The current average interest rate for 30-year refinancing is 5.35%, while for 15-year refinancing it is 4.71%. According to Bankrate.. At the start of the COVID-19 pandemic, the refinancing rate dropped to a historic low of nearly 2.8%, but is now centered around pre-pandemic levels.

“The rise in mortgage rates as a result of economic inflation has put refinancing at an economic disadvantage. Raising discount rates to combat inflation is a historical guide to federal reserves, and inflationary pressures When the economy calms down, interest rates should fall again and encourage refinancing activities, “said Wilgandy, branch manager of New Orleans’ cross-country mortgages. ..

But Gandhi said the market isn’t heading towards the end of 2007, when mortgages became the default.

“In today’s market, we’re not close to that. Lenders have a well-understood portfolio of mortgages, and the housing market is experiencing strong demand,” Gandhi said. “Looking at the history of when we were in an inflationary environment, hard assets like real estate are still a big investment because of the high prices. Buy that asset now and at a later date interest rates in past cycles You can refinance when you go down. “

Last month, the NOLA Lending Group introduced a special portfolio loan for customers looking to offset the market situation and counter rising mortgage rates.
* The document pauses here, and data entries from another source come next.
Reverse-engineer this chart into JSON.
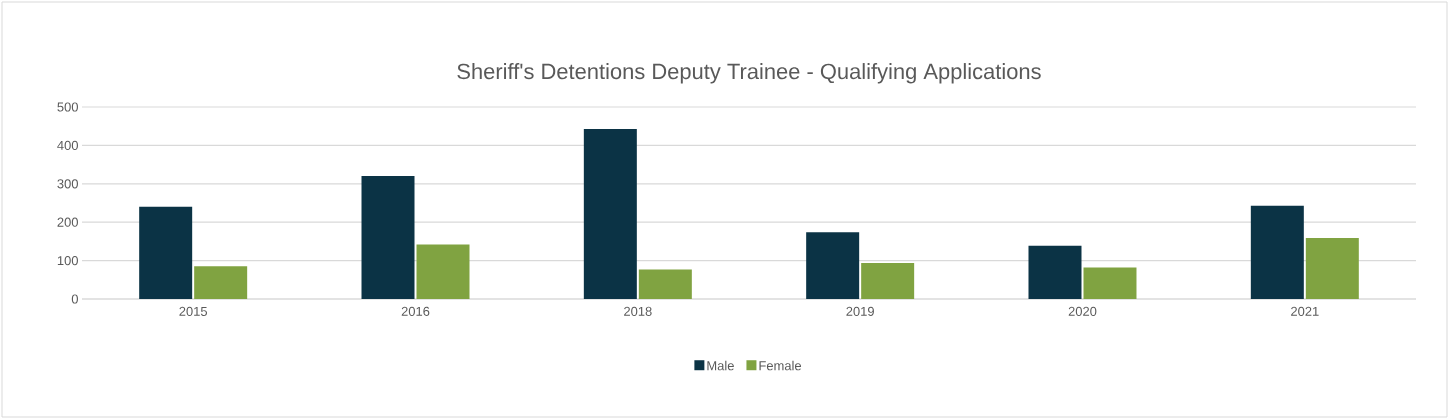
{
  "chart_data": {
    "type": "bar",
    "title": "Sheriff's Detentions Deputy Trainee - Qualifying Applications",
    "categories": [
      "2015",
      "2016",
      "2018",
      "2019",
      "2020",
      "2021"
    ],
    "series": [
      {
        "name": "Male",
        "color": "#0b3345",
        "values": [
          240,
          320,
          443,
          174,
          139,
          243
        ]
      },
      {
        "name": "Female",
        "color": "#80a341",
        "values": [
          85,
          142,
          77,
          94,
          82,
          159
        ]
      }
    ],
    "ylim": [
      0,
      500
    ],
    "yticks": [
      0,
      100,
      200,
      300,
      400,
      500
    ],
    "grid": "y",
    "legend": "bottom"
  }
}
For 7/1 floating rate mortgages (ARMs), interest rates are fixed for 7 years and then changed annually for the remaining 23 years of the mortgage. Unlike traditional 15-year or 30-year mortgage rates, ARM allows you to fix at a low interest rate for several years before the borrower adjusts.

According to Jimmet, these niche loans are of interest to second-home buyers and investors who use banks with low payments during the introduction period to refinance or refinance real estate from loans before interest rates mature. May be sold.

“When it comes to mortgage lending, there’s more than one shoe that suits everyone, but we want to provide people with solutions and alternatives in all types of markets. For the rest of the year, special portfolio loans will be new. It could be a trend, “said Jimmet.